To be fair, she did later realise the lacunae in her work, which were also pointed out by her friend, the mathematician Guglielmo Libri3 (of whom much, much more needs to be said). On the other hand, her programme shows much sophistication and a deep understanding of the subject. The tragedy, once again, was that despite her correspondence with some of the finest mathematicians of the time, she worked essentially in isolation. The likes of Legendre and Gauss who mentored her when she started tended to distance themselves as they moved onto other fields of research. Her impressive work does not seem to have been disseminated widely, and was unknown even to her friends. How much frustration she would have felt! What she would have achieved with the education and resources available to men of her generation! And yet she remained sanguine:
I will give you a sense of my absorption with this area of research by admitting to you that even without any hope of success, I still prefer it to other work which might interest me while I think about it, and which is sure to yield results.4

References

1. Sophie Germain's Theorem. For an odd prime exponent p, if there exists an auxiliary prime q such that there are no two nonzero consecutive p-th powers modulo q, nor is p itself a p-th power modulo q, then in any solution to the Fermat equation zp = xp + yp, one of x, y, or z must be divisible by p2.

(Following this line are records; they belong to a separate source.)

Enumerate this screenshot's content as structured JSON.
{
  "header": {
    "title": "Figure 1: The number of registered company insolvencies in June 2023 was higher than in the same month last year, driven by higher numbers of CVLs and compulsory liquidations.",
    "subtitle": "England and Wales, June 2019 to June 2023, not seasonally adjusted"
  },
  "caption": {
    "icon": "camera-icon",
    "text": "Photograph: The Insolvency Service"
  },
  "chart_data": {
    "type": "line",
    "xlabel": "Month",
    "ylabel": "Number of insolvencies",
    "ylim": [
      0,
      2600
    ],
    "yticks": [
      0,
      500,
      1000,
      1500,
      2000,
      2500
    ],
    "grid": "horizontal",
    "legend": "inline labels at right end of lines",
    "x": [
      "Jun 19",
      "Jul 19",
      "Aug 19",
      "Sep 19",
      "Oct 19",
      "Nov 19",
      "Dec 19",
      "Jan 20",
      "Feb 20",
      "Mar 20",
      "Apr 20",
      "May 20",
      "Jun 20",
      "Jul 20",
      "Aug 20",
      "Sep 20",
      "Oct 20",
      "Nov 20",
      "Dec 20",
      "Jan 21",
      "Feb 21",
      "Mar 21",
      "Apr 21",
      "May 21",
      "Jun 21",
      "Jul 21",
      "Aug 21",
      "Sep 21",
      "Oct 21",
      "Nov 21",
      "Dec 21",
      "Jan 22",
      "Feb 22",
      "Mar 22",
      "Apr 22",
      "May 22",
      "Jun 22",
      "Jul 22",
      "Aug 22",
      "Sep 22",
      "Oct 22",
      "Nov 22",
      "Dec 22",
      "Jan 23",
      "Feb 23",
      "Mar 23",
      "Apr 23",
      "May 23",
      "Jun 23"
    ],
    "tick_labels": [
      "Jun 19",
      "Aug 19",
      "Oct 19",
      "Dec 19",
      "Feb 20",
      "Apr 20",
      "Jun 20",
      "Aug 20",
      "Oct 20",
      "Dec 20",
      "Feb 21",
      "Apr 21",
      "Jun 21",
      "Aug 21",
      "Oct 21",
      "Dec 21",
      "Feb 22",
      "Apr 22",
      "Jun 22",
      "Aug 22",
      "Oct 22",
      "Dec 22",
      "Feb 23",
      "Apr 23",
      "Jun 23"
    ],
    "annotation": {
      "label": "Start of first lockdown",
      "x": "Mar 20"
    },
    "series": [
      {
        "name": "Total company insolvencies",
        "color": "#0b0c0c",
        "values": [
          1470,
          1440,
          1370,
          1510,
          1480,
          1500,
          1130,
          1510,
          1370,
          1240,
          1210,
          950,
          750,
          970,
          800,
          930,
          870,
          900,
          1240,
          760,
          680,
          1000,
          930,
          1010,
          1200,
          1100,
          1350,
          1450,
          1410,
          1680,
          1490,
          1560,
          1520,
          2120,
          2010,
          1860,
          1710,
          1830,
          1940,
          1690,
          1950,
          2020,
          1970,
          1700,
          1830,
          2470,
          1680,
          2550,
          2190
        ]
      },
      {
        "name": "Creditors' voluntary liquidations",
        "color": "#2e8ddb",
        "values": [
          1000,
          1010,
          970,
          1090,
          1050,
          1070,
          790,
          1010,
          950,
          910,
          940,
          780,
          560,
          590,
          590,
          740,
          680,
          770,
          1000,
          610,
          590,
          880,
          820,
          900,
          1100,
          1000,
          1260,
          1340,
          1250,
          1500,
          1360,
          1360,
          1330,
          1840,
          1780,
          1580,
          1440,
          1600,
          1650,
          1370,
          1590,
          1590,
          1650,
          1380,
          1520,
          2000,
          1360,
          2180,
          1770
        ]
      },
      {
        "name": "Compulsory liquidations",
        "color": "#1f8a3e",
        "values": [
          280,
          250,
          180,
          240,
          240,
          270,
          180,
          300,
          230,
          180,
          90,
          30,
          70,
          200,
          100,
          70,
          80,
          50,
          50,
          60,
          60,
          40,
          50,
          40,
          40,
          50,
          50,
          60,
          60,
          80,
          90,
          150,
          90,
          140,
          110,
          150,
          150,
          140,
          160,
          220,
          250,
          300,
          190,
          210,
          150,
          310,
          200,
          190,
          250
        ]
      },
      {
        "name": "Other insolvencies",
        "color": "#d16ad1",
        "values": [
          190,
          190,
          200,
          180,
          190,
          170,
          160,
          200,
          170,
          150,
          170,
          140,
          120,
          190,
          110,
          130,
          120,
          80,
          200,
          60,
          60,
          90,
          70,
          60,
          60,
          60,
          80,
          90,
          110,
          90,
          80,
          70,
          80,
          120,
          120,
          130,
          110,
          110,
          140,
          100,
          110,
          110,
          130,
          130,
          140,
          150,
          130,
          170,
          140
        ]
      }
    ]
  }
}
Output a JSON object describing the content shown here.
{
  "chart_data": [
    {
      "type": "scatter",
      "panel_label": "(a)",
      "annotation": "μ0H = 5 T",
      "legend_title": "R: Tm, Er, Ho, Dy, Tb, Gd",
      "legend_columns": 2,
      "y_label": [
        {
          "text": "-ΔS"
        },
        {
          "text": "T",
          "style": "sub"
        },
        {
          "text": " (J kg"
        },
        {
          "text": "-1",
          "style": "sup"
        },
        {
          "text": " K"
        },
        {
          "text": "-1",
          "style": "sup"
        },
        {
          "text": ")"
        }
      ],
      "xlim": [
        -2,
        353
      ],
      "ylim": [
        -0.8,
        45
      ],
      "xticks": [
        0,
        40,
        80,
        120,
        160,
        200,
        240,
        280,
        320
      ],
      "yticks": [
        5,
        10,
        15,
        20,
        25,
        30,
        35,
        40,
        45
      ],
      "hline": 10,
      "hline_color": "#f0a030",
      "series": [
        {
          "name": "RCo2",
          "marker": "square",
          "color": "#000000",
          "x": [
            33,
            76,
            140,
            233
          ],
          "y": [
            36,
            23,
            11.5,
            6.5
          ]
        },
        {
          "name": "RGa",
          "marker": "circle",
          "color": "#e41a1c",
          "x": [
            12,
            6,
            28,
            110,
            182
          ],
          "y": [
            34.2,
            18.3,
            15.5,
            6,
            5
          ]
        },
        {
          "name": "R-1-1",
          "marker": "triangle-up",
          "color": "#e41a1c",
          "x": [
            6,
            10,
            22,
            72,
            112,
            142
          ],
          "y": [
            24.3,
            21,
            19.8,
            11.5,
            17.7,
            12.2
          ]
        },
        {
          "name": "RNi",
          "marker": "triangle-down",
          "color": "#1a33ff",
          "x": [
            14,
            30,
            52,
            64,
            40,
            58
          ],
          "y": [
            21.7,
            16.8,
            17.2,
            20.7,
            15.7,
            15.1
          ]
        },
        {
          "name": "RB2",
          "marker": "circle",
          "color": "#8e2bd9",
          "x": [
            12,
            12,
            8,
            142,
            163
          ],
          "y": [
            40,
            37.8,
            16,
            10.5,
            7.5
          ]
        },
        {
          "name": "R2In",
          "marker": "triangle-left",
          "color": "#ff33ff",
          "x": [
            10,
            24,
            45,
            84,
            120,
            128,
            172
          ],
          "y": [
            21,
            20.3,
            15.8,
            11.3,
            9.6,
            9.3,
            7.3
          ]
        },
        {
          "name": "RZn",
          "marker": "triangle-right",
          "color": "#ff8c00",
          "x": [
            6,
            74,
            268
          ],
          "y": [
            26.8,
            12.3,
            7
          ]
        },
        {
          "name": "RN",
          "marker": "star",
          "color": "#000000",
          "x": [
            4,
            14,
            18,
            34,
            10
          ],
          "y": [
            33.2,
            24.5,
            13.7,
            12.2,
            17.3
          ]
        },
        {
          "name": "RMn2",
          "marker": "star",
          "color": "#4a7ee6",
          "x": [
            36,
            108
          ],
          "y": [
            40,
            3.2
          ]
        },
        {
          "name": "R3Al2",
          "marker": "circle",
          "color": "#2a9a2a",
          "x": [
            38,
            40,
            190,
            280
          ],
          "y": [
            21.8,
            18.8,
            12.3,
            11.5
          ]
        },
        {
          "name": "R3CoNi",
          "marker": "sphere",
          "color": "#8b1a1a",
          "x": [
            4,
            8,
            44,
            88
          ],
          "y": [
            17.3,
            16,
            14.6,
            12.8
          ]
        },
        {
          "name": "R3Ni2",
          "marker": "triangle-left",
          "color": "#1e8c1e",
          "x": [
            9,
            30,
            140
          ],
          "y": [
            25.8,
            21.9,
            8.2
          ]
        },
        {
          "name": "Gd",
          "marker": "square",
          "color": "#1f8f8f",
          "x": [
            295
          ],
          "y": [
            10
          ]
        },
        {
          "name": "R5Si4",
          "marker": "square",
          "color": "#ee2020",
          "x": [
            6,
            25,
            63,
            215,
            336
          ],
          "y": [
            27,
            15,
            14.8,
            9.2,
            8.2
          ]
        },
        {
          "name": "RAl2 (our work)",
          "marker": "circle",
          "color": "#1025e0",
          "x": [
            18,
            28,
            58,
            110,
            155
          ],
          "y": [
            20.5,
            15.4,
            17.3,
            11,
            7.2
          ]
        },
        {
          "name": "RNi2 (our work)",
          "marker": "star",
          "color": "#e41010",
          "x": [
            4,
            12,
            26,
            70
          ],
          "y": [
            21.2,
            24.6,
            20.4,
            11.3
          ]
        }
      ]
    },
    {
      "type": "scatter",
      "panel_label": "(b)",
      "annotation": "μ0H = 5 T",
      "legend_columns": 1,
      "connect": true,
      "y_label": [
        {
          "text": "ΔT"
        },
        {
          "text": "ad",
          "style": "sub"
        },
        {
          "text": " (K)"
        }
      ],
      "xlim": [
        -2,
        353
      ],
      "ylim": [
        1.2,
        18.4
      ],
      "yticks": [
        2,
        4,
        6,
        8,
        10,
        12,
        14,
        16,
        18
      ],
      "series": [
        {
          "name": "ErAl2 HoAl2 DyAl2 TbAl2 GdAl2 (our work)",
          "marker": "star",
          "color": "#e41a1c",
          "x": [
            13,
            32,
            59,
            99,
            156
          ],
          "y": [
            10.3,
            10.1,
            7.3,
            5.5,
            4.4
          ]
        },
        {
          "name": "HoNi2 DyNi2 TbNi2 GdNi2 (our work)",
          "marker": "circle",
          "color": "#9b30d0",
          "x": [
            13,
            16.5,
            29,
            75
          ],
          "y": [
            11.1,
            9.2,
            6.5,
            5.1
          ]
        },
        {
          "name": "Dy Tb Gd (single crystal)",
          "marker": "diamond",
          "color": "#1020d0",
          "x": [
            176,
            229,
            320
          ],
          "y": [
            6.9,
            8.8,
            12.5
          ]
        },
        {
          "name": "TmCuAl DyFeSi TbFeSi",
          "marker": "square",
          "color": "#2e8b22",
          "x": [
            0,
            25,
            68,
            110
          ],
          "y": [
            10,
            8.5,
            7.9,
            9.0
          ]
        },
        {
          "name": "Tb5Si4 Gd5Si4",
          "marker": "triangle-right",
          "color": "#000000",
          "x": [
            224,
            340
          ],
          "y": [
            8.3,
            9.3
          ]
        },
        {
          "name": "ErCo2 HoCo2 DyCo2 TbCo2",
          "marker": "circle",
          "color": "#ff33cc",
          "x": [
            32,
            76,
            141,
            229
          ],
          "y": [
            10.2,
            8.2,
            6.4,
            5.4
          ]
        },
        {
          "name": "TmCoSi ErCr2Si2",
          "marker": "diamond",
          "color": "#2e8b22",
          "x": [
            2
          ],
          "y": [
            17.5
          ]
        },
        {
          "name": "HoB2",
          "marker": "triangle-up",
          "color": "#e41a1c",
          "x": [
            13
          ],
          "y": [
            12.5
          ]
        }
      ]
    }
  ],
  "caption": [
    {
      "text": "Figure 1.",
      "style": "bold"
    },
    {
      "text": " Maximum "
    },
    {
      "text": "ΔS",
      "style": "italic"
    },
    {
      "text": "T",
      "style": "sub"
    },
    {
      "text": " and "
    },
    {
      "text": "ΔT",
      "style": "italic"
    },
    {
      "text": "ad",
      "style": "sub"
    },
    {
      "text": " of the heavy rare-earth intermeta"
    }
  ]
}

2. “R. Laubenbacher, D. Pengelley, "Voici ce que j'ai trouvé:”Sophie Germain's grand plan to prove Fermat's Last Theorem". July 4, 2007.

3. A. Del Centina, A. Fiocca, Giunia Adini,and Maria Luisa Tanganelli, L'archivio di Guglielmo Libri dalla sua dispersione ai fondi della Biblioteca Moreniana = The archive of Guglielmo Libri from its dispersal to the collections at the Biblioteca Moreniana, L. S. Olschki, Firenze, 2004.

4. Sophie Germain, Letter to Gauss, 1819.